I trust that none of my readers (I have readers?) are familiar enough with Slovenian radical philosopher Slavoj Zizek to denounce my invocation of a piece of his work before familiarising myself with it. Well whether Mr. Zizek would agree with me or not, I have detected this morning what I believe to be an extreme "misuse" of the concept of totlitarianism. Actually, the concept of Fascism. Russell Mokhiber and Robert Weissman have
written an article praising Robert F. Kennedy Junior, hopefully predicting that Kennedy may announce his candidacy for Attorney General of New York State, and gushing over his "great book" about the Bush administration's environmental policies and its connections with big business.
If Mokhiber and Weissman are right (and they generally are), Kennedy is very keen on comparing the Bush administration with German Nazism, on the basis that his "American Heritage Dictionary defines fascism as 'a system of government that exercises a dictatorship of the extreme right, typically through the merging of state and business leadership together with belligerent nationalism.' Sound familiar?"
The problem I have with this is that it misses the point. By comparing the Bush adminstration to the Nazi party, Kennedy suggests that the relationship between the state and corporations that he has identified is exceptional. It isn't, it's standard in every "market democracy" and that is what a "market democracy" is. What is exceptional about the Bush Administration is their disregard for the opinion of Americans and the rest of the world and their audacity in the quest for global hegemony.

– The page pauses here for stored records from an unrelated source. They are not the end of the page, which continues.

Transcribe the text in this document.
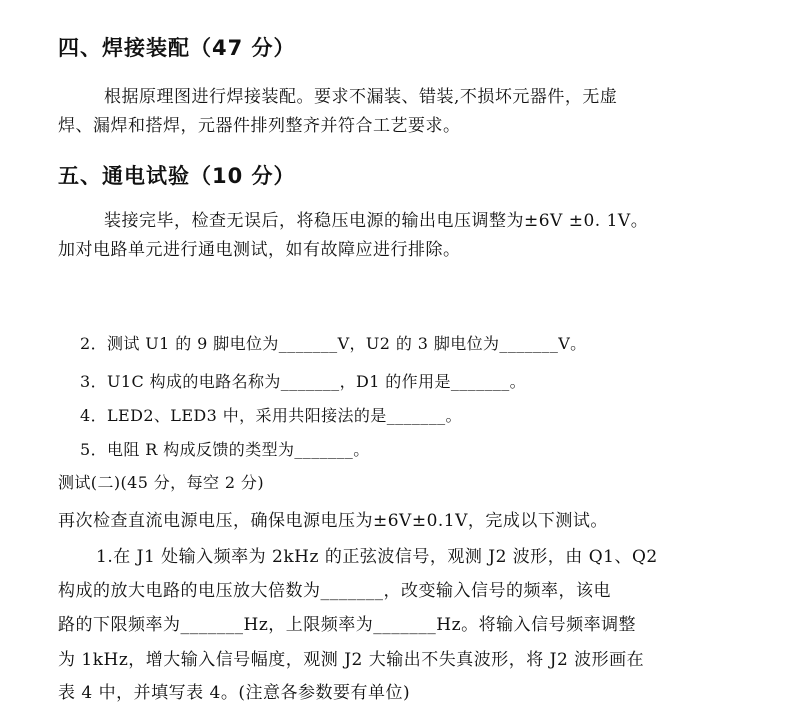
四、焊接装配（47 分）
根据原理图进行焊接装配。要求不漏装、错装,不损坏元器件，无虚
焊、漏焊和搭焊，元器件排列整齐并符合工艺要求。
五、通电试验（10 分）
装接完毕，检查无误后，将稳压电源的输出电压调整为±6V ±0. 1V。
加对电路单元进行通电测试，如有故障应进行排除。
2．测试 U1 的 9 脚电位为_______V，U2 的 3 脚电位为_______V。
3．U1C 构成的电路名称为_______，D1 的作用是_______。
4．LED2、LED3 中，采用共阳接法的是_______。
5．电阻 R 构成反馈的类型为_______。
测试(二)(45 分，每空 2 分)
再次检查直流电源电压，确保电源电压为±6V±0.1V，完成以下测试。
1.在 J1 处输入频率为 2kHz 的正弦波信号，观测 J2 波形，由 Q1、Q2
构成的放大电路的电压放大倍数为_______，改变输入信号的频率，该电
路的下限频率为_______Hz，上限频率为_______Hz。将输入信号频率调整
为 1kHz，增大输入信号幅度，观测 J2 大输出不失真波形，将 J2 波形画在
表 4 中，并填写表 4。(注意各参数要有单位)
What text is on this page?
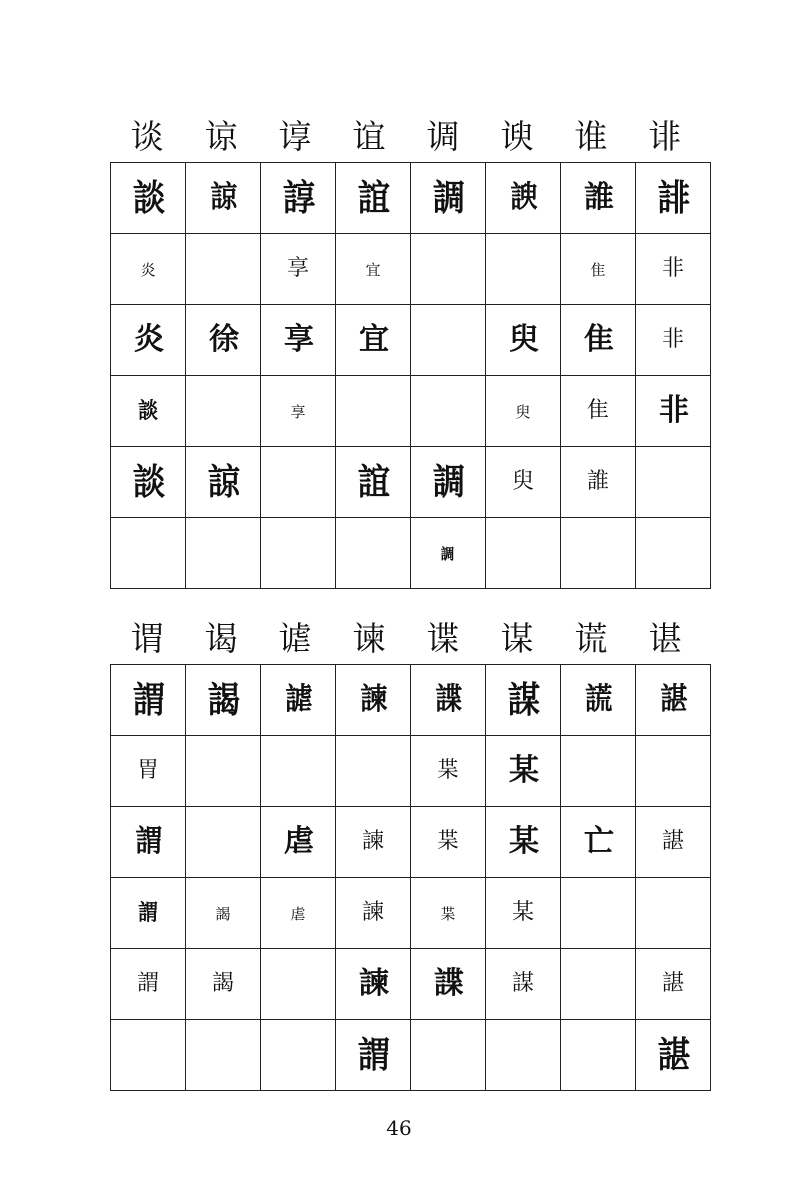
谈	谅	谆	谊	调	谀	谁	诽
談	諒	諄	誼	調	諛	誰	誹
炎		享	宜			隹	非
炎	徐	享	宜		臾	隹	非
談		享			臾	隹	非
談	諒		誼	調	臾	誰	
				調			
谓	谒	谑	谏	谍	谋	谎	谌
謂	謁	謔	諫	諜	謀	謊	諶
胃				枼	某		
謂		虐	諫	枼	某	亡	諶
謂	謁	虐	諫	枼	某		
謂	謁		諫	諜	謀		諶
			謂				諶
46
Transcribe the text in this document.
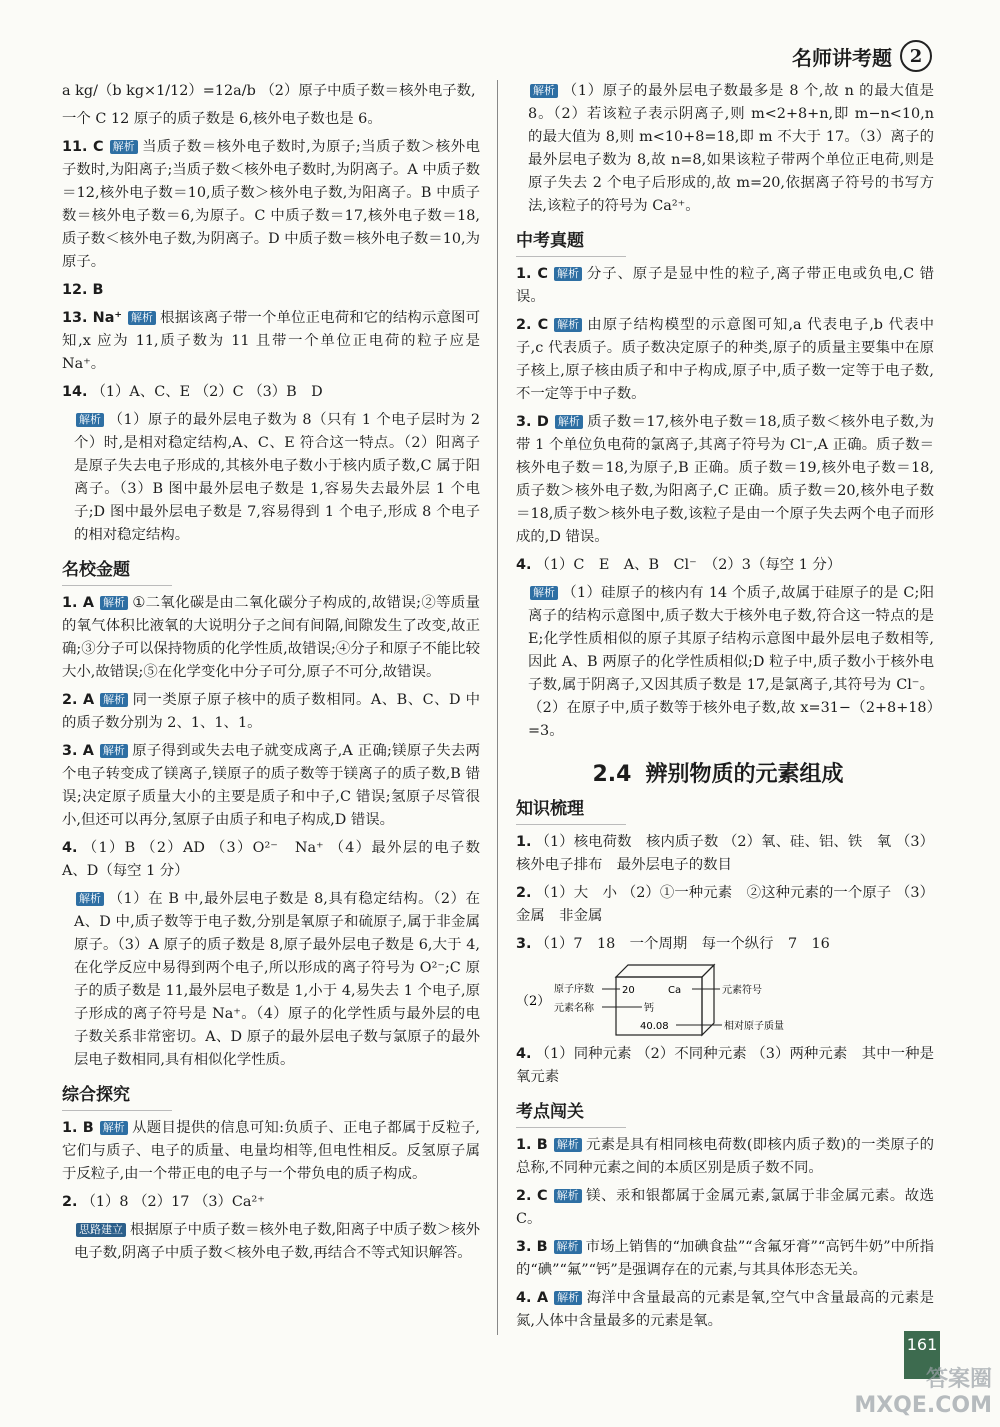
名师讲考题 2
a kg/（b kg×1/12）=12a/b （2）原子中质子数＝核外电子数,
一个 C 12 原子的质子数是 6,核外电子数也是 6。
11. C 解析 当质子数＝核外电子数时,为原子;当质子数＞核外电子数时,为阳离子;当质子数＜核外电子数时,为阴离子。A 中质子数＝12,核外电子数＝10,质子数＞核外电子数,为阳离子。B 中质子数＝核外电子数＝6,为原子。C 中质子数＝17,核外电子数＝18,质子数＜核外电子数,为阴离子。D 中质子数＝核外电子数＝10,为原子。
12. B
13. Na⁺ 解析 根据该离子带一个单位正电荷和它的结构示意图可知,x 应为 11,质子数为 11 且带一个单位正电荷的粒子应是 Na⁺。
14. （1）A、C、E （2）C （3）B　D
解析 （1）原子的最外层电子数为 8（只有 1 个电子层时为 2 个）时,是相对稳定结构,A、C、E 符合这一特点。（2）阳离子是原子失去电子形成的,其核外电子数小于核内质子数,C 属于阳离子。（3）B 图中最外层电子数是 1,容易失去最外层 1 个电子;D 图中最外层电子数是 7,容易得到 1 个电子,形成 8 个电子的相对稳定结构。
名校金题
1. A 解析 ①二氧化碳是由二氧化碳分子构成的,故错误;②等质量的氧气体积比液氧的大说明分子之间有间隔,间隙发生了改变,故正确;③分子可以保持物质的化学性质,故错误;④分子和原子不能比较大小,故错误;⑤在化学变化中分子可分,原子不可分,故错误。
2. A 解析 同一类原子原子核中的质子数相同。A、B、C、D 中的质子数分别为 2、1、1、1。
3. A 解析 原子得到或失去电子就变成离子,A 正确;镁原子失去两个电子转变成了镁离子,镁原子的质子数等于镁离子的质子数,B 错误;决定原子质量大小的主要是质子和中子,C 错误;氢原子尽管很小,但还可以再分,氢原子由质子和电子构成,D 错误。
4. （1）B （2）AD （3）O²⁻　Na⁺ （4）最外层的电子数　A、D（每空 1 分）
解析 （1）在 B 中,最外层电子数是 8,具有稳定结构。（2）在 A、D 中,质子数等于电子数,分别是氧原子和硫原子,属于非金属原子。（3）A 原子的质子数是 8,原子最外层电子数是 6,大于 4,在化学反应中易得到两个电子,所以形成的离子符号为 O²⁻;C 原子的质子数是 11,最外层电子数是 1,小于 4,易失去 1 个电子,原子形成的离子符号是 Na⁺。（4）原子的化学性质与最外层的电子数关系非常密切。A、D 原子的最外层电子数与氯原子的最外层电子数相同,具有相似化学性质。
综合探究
1. B 解析 从题目提供的信息可知:负质子、正电子都属于反粒子,它们与质子、电子的质量、电量均相等,但电性相反。反氢原子属于反粒子,由一个带正电的电子与一个带负电的质子构成。
2. （1）8 （2）17 （3）Ca²⁺
思路建立 根据原子中质子数＝核外电子数,阳离子中质子数＞核外电子数,阴离子中质子数＜核外电子数,再结合不等式知识解答。
解析 （1）原子的最外层电子数最多是 8 个,故 n 的最大值是 8。（2）若该粒子表示阴离子,则 m<2+8+n,即 m−n<10,n 的最大值为 8,则 m<10+8=18,即 m 不大于 17。（3）离子的最外层电子数为 8,故 n=8,如果该粒子带两个单位正电荷,则是原子失去 2 个电子后形成的,故 m=20,依据离子符号的书写方法,该粒子的符号为 Ca²⁺。
中考真题
1. C 解析 分子、原子是显中性的粒子,离子带正电或负电,C 错误。
2. C 解析 由原子结构模型的示意图可知,a 代表电子,b 代表中子,c 代表质子。质子数决定原子的种类,原子的质量主要集中在原子核上,原子核由质子和中子构成,原子中,质子数一定等于电子数,不一定等于中子数。
3. D 解析 质子数＝17,核外电子数＝18,质子数＜核外电子数,为带 1 个单位负电荷的氯离子,其离子符号为 Cl⁻,A 正确。质子数＝核外电子数＝18,为原子,B 正确。质子数＝19,核外电子数＝18,质子数＞核外电子数,为阳离子,C 正确。质子数＝20,核外电子数＝18,质子数＞核外电子数,该粒子是由一个原子失去两个电子而形成的,D 错误。
4. （1）C　E　A、B　Cl⁻　（2）3（每空 1 分）
解析 （1）硅原子的核内有 14 个质子,故属于硅原子的是 C;阳离子的结构示意图中,质子数大于核外电子数,符合这一特点的是 E;化学性质相似的原子其原子结构示意图中最外层电子数相等,因此 A、B 两原子的化学性质相似;D 粒子中,质子数小于核外电子数,属于阴离子,又因其质子数是 17,是氯离子,其符号为 Cl⁻。（2）在原子中,质子数等于核外电子数,故 x=31−（2+8+18）=3。
2.4 辨别物质的元素组成
知识梳理
1. （1）核电荷数　核内质子数 （2）氧、硅、铝、铁　氧 （3）核外电子排布　最外层电子的数目
2. （1）大　小 （2）①一种元素　②这种元素的一个原子 （3）金属　非金属
3. （1）7　18　一个周期　每一个纵行　7　16
（2）
原子序数	20	Ca	元素符号
元素名称	钙
40.08	相对原子质量
4. （1）同种元素 （2）不同种元素 （3）两种元素　其中一种是氧元素
考点闯关
1. B 解析 元素是具有相同核电荷数(即核内质子数)的一类原子的总称,不同种元素之间的本质区别是质子数不同。
2. C 解析 镁、汞和银都属于金属元素,氯属于非金属元素。故选 C。
3. B 解析 市场上销售的“加碘食盐”“含氟牙膏”“高钙牛奶”中所指的“碘”“氟”“钙”是强调存在的元素,与其具体形态无关。
4. A 解析 海洋中含量最高的元素是氧,空气中含量最高的元素是氮,人体中含量最多的元素是氧。
161
答案圈
MXQE.COM
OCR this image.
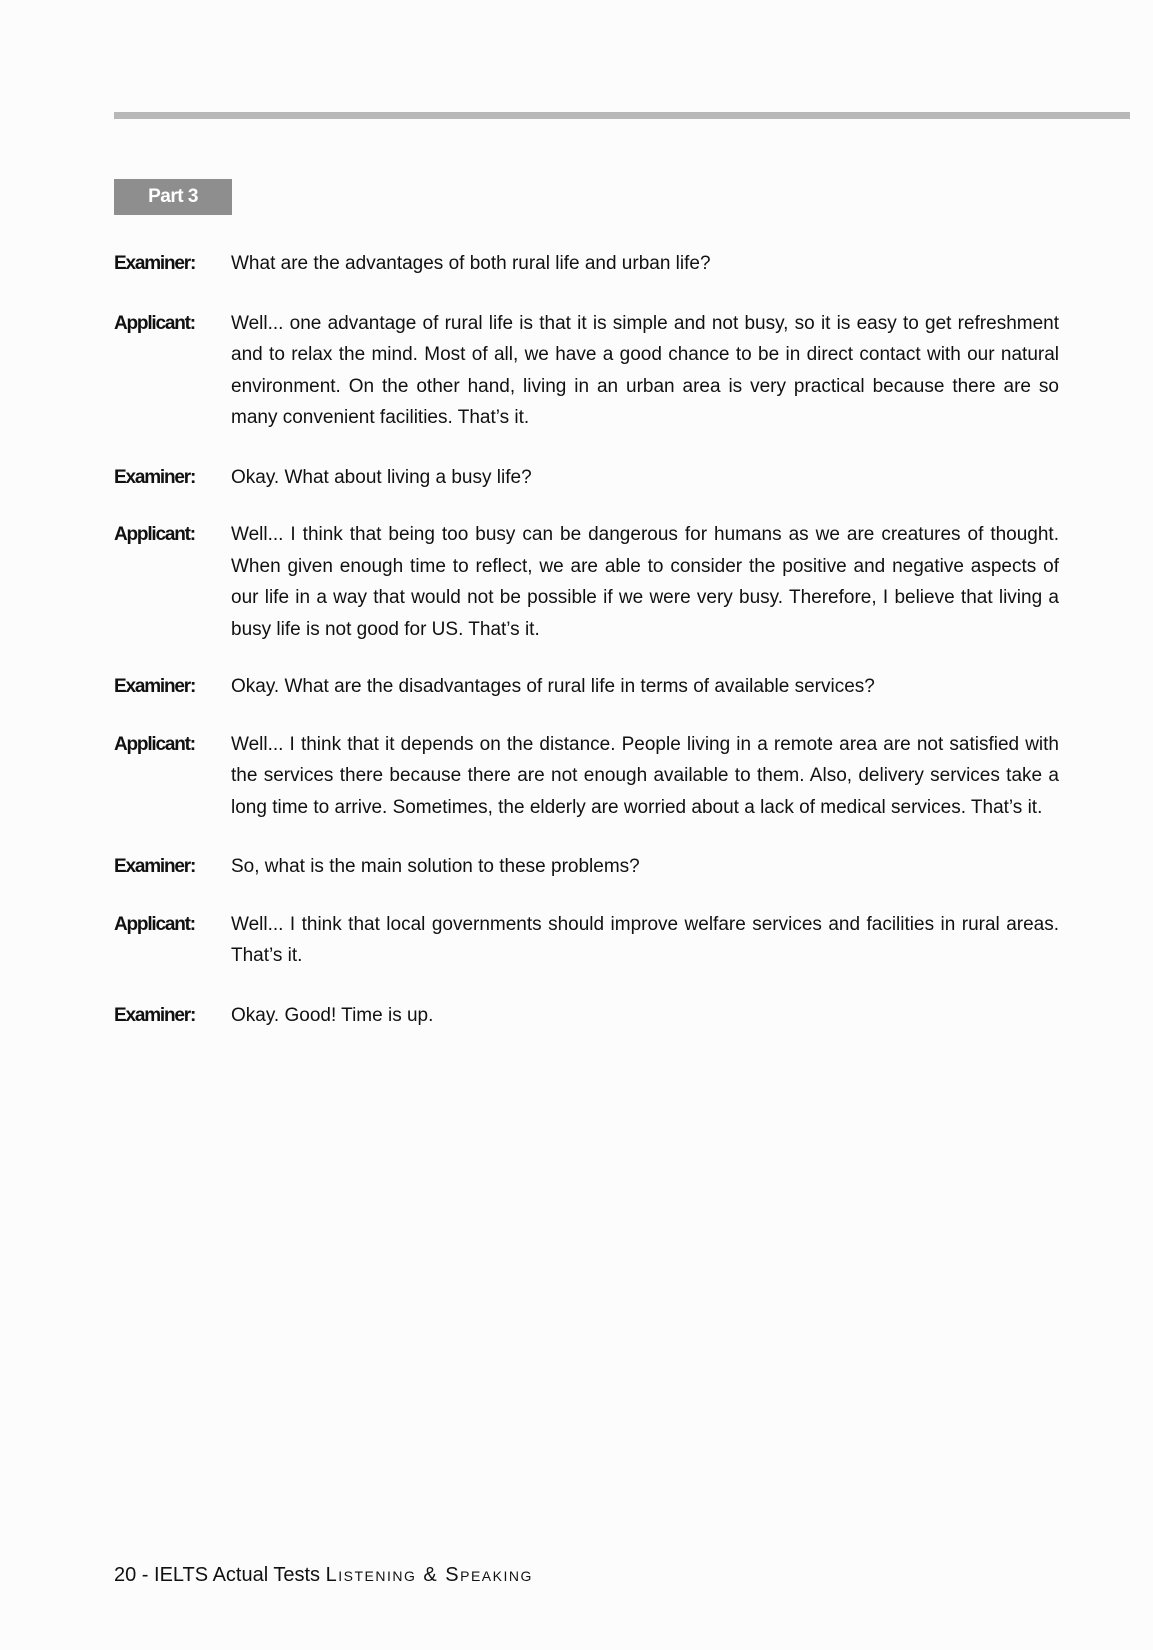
Part 3
Examiner:	What are the advantages of both rural life and urban life?
Applicant:	Well... one advantage of rural life is that it is simple and not busy, so it is easy to get refreshment and to relax the mind. Most of all, we have a good chance to be in direct contact with our natural environment. On the other hand, living in an urban area is very practical because there are so many convenient facilities. That’s it.
Examiner:	Okay. What about living a busy life?
Applicant:	Well... I think that being too busy can be dangerous for humans as we are creatures of thought. When given enough time to reflect, we are able to consider the positive and negative aspects of our life in a way that would not be possible if we were very busy. Therefore, I believe that living a busy life is not good for US. That’s it.
Examiner:	Okay. What are the disadvantages of rural life in terms of available services?
Applicant:	Well... I think that it depends on the distance. People living in a remote area are not satisfied with the services there because there are not enough available to them. Also, delivery services take a long time to arrive. Sometimes, the elderly are worried about a lack of medical services. That’s it.
Examiner:	So, what is the main solution to these problems?
Applicant:	Well... I think that local governments should improve welfare services and facilities in rural areas. That’s it.
Examiner:	Okay. Good! Time is up.
20 - IELTS Actual Tests Listening & Speaking
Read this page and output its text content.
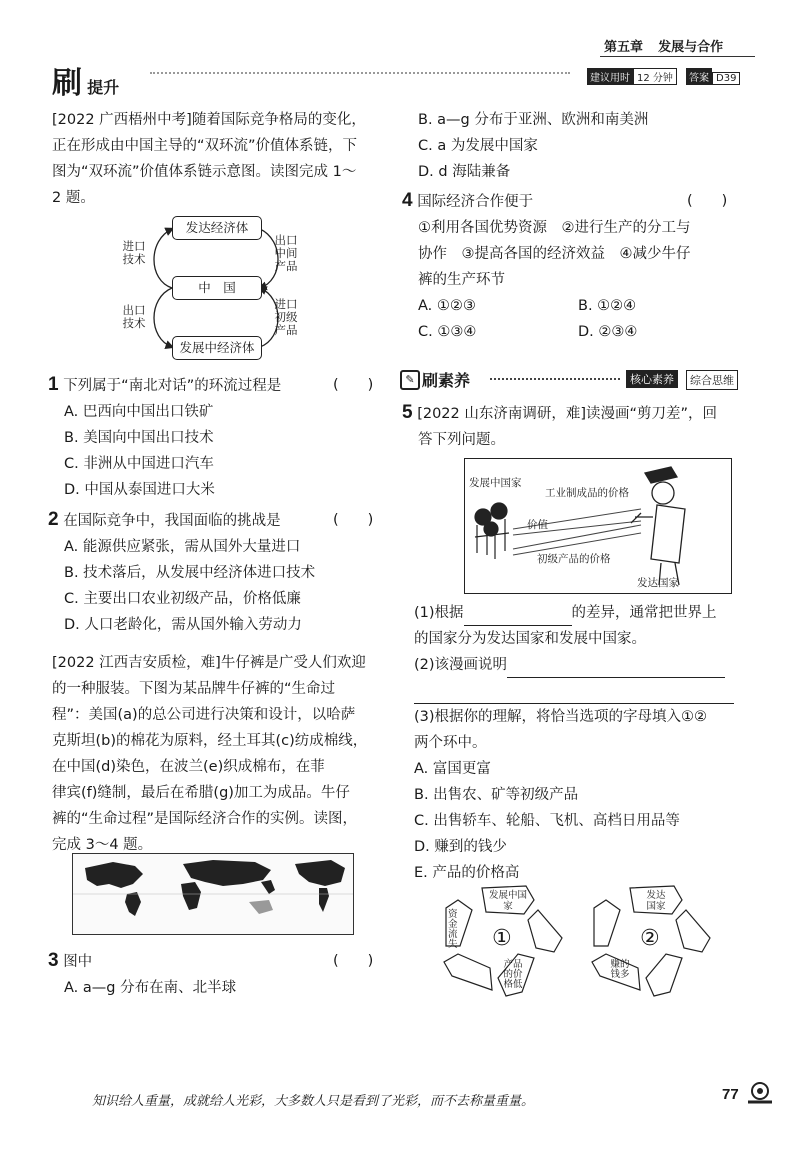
第五章 发展与合作
刷 提升	建议用时 12 分钟 答案 D39
[2022 广西梧州中考]随着国际竞争格局的变化，
正在形成由中国主导的“双环流”价值体系链，下
图为“双环流”价值体系链示意图。读图完成 1～
2 题。
发达经济体
中　国
发展中经济体
进口
技术
出口
中间
产品
出口
技术
进口
初级
产品
1 下列属于“南北对话”的环流过程是	(　　)
A. 巴西向中国出口铁矿
B. 美国向中国出口技术
C. 非洲从中国进口汽车
D. 中国从泰国进口大米
2 在国际竞争中，我国面临的挑战是	(　　)
A. 能源供应紧张，需从国外大量进口
B. 技术落后，从发展中经济体进口技术
C. 主要出口农业初级产品，价格低廉
D. 人口老龄化，需从国外输入劳动力
[2022 江西吉安质检，难]牛仔裤是广受人们欢迎
的一种服装。下图为某品牌牛仔裤的“生命过
程”：美国(a)的总公司进行决策和设计，以哈萨
克斯坦(b)的棉花为原料，经土耳其(c)纺成棉线，
在中国(d)染色，在波兰(e)织成棉布，在菲
律宾(f)缝制，最后在希腊(g)加工为成品。牛仔
裤的“生命过程”是国际经济合作的实例。读图，
完成 3～4 题。
3 图中	(　　)
A. a—g 分布在南、北半球
B. a—g 分布于亚洲、欧洲和南美洲
C. a 为发展中国家
D. d 海陆兼备
4 国际经济合作便于	(　　)
①利用各国优势资源　②进行生产的分工与
协作　③提高各国的经济效益　④减少牛仔
裤的生产环节
A. ①②③	B. ①②④
C. ①③④	D. ②③④
✎ 刷素养	核心素养	综合思维
5 [2022 山东济南调研，难]读漫画“剪刀差”，回
答下列问题。
发展中国家
工业制成品的价格
价值
初级产品的价格
发达国家
(1)根据	的差异，通常把世界上
的国家分为发达国家和发展中国家。
(2)该漫画说明
(3)根据你的理解，将恰当选项的字母填入①②
两个环中。
A. 富国更富
B. 出售农、矿等初级产品
C. 出售轿车、轮船、飞机、高档日用品等
D. 赚到的钱少
E. 产品的价格高
①
发展中国家
资金流失
产品的价格低
②
发达国家
赚的钱多
知识给人重量，成就给人光彩，大多数人只是看到了光彩，而不去称量重量。	77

One interesting element is the messianic rhetoric identified by David Domke in a recent book called "God Willing?" (Pluto Press, 2004). Compare Domke with Kershaw's "Ideology, Propaganda and the Rise of the Nazis" in Peter Stachura's collection "The Nazi Machtergreifung" (Allen & Unwin, 1983) and the
rhetorical parallels are interesting. I guess the New Age of Terror or whatever this is gives as much scope for chiliastic rhetoric as the 30s... But things like this are marginal.
The main things that make the Bush administration so dangerous to the USA and to the world are structural and have little to do with who is in power. Some useful discussion can be found in Noam Chomsky's
article on the November elections.
Having said all of that, I would probably vote for RFK Jr. given the likely alternatives, but getting people like him in to power gives a less bad expression of a terribly oppressive system, rather than a different kind of system that empowers people. Caricaturing Bush and his cohorts as Nazis only disguises this elementary truth, making the struggle for democracy even harder to win.